Francuski fiskus ustalił listę 18 rajów podatkowych, które odmawiają współpracy z Paryżem - poinformował dziennik "Le Figaro". Francuskie firmy, które będą tam nadal działać, muszą się liczyć z gigantycznymi karami finansowymi.

Walka z rajami podatkowymi jest jednym z głównych postulatów prezydenta Nicolasa Sarkozy'ego i centroprawicowego rządu Francois Fillona. W ten sposób chcą oni wcielić w życie międzynarodowe postanowienia o likwidacji tych rajów, podjęte w kwietniu ubiegłego roku na londyńskim szczycie G20. Według gazety, resort finansów Francji zamknął już własną "czarną listę" terytoriów udzielających schronienia "grzesznikom podatkowym".

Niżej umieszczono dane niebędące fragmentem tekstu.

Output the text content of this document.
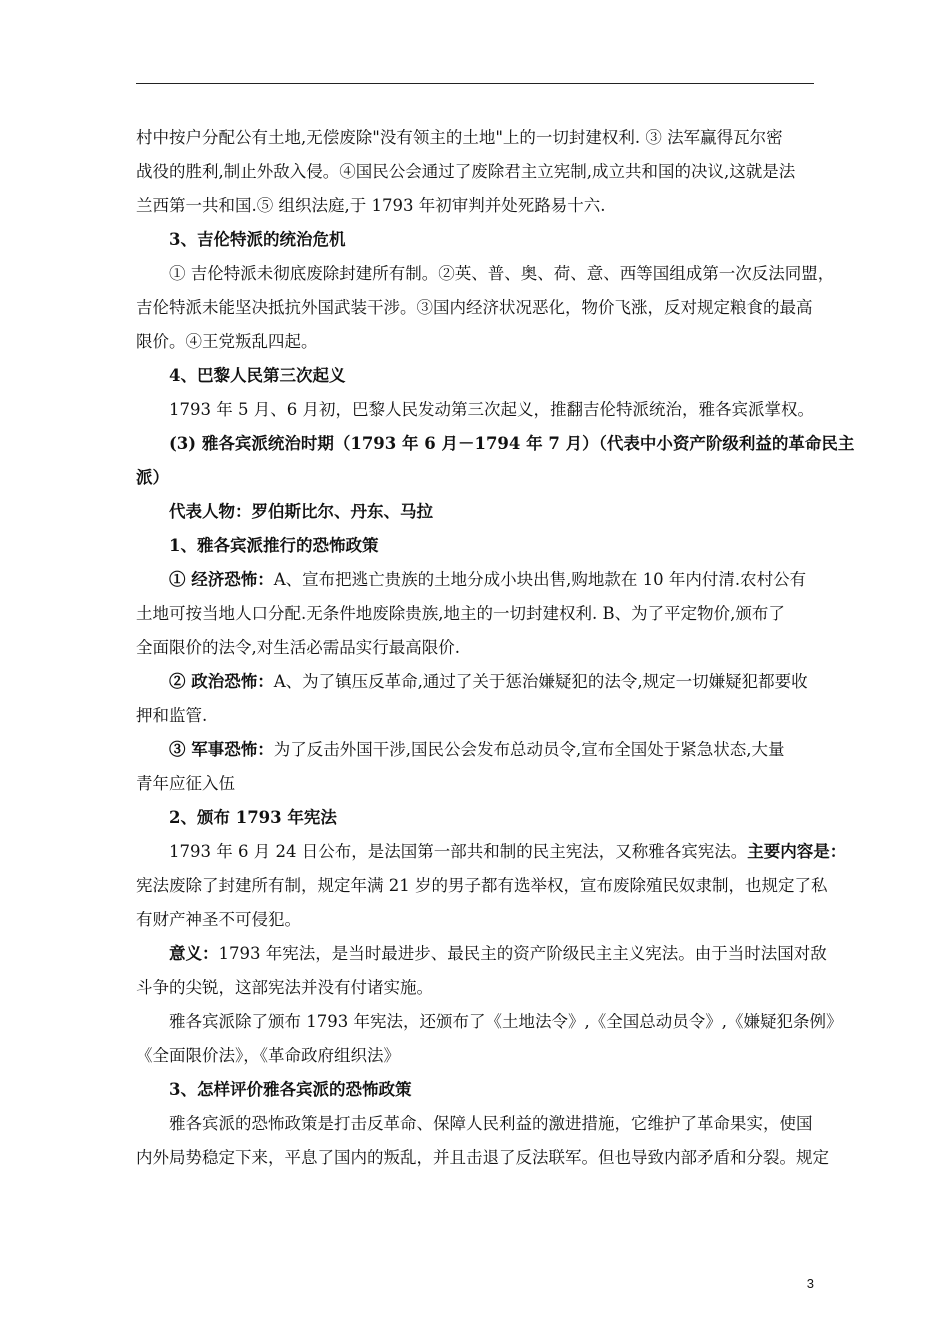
村中按户分配公有土地,无偿废除"没有领主的土地"上的一切封建权利. ③ 法军赢得瓦尔密
战役的胜利,制止外敌入侵。④国民公会通过了废除君主立宪制,成立共和国的决议,这就是法
兰西第一共和国.⑤ 组织法庭,于 1793 年初审判并处死路易十六.
3、吉伦特派的统治危机
① 吉伦特派未彻底废除封建所有制。②英、普、奥、荷、意、西等国组成第一次反法同盟，
吉伦特派未能坚决抵抗外国武装干涉。③国内经济状况恶化，物价飞涨，反对规定粮食的最高
限价。④王党叛乱四起。
4、巴黎人民第三次起义
1793 年 5 月、6 月初，巴黎人民发动第三次起义，推翻吉伦特派统治，雅各宾派掌权。
(3) 雅各宾派统治时期（1793 年 6 月－1794 年 7 月）（代表中小资产阶级利益的革命民主
派）
代表人物：罗伯斯比尔、丹东、马拉
1、雅各宾派推行的恐怖政策
① 经济恐怖：A、宣布把逃亡贵族的土地分成小块出售,购地款在 10 年内付清.农村公有
土地可按当地人口分配.无条件地废除贵族,地主的一切封建权利. B、为了平定物价,颁布了
全面限价的法令,对生活必需品实行最高限价.
② 政治恐怖：A、为了镇压反革命,通过了关于惩治嫌疑犯的法令,规定一切嫌疑犯都要收
押和监管.
③ 军事恐怖：为了反击外国干涉,国民公会发布总动员令,宣布全国处于紧急状态,大量
青年应征入伍
2、颁布 1793 年宪法
1793 年 6 月 24 日公布，是法国第一部共和制的民主宪法，又称雅各宾宪法。主要内容是：
宪法废除了封建所有制，规定年满 21 岁的男子都有选举权，宣布废除殖民奴隶制，也规定了私
有财产神圣不可侵犯。
意义：1793 年宪法，是当时最进步、最民主的资产阶级民主主义宪法。由于当时法国对敌
斗争的尖锐，这部宪法并没有付诸实施。
雅各宾派除了颁布 1793 年宪法，还颁布了《土地法令》,《全国总动员令》,《嫌疑犯条例》
《全面限价法》，《革命政府组织法》
3、怎样评价雅各宾派的恐怖政策
雅各宾派的恐怖政策是打击反革命、保障人民利益的激进措施，它维护了革命果实，使国
内外局势稳定下来，平息了国内的叛乱，并且击退了反法联军。但也导致内部矛盾和分裂。规定
3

We francuskim wykazie, liczącym 18 terytoriów, nie widnieje żadne państwo europejskie. Są w nim natomiast kraje Ameryki Środkowej: Kostaryka, Panama i Gwatemala oraz kilka wysp znajdujących się na Karaibach i w Oceanii. Pośród większych państw na francuskiej "czarnej liście" znajdują się także sułtanat Brunei, Filipiny i Liberia.

Resort finansów ostrzega francuskie przedsiębiorstwa, że jeśli nie zawieszą działalności we wspomnianych krajach, to czekają je wysokie kary pieniężne. W ramach sankcji francuski fiskus podniesie aż do 50-proc. podatek od części tzw. biernych dochodów danego przedsiębiorstwa, np. z tytułu dywidend.

Nowa "czarna lista" ma obowiązywać od 1 marca do końca tego roku; po tym terminie Paryż może zrewidować tę listę, jeśli będące na niej kraje zdecydują się na większą przejrzystość podatkową.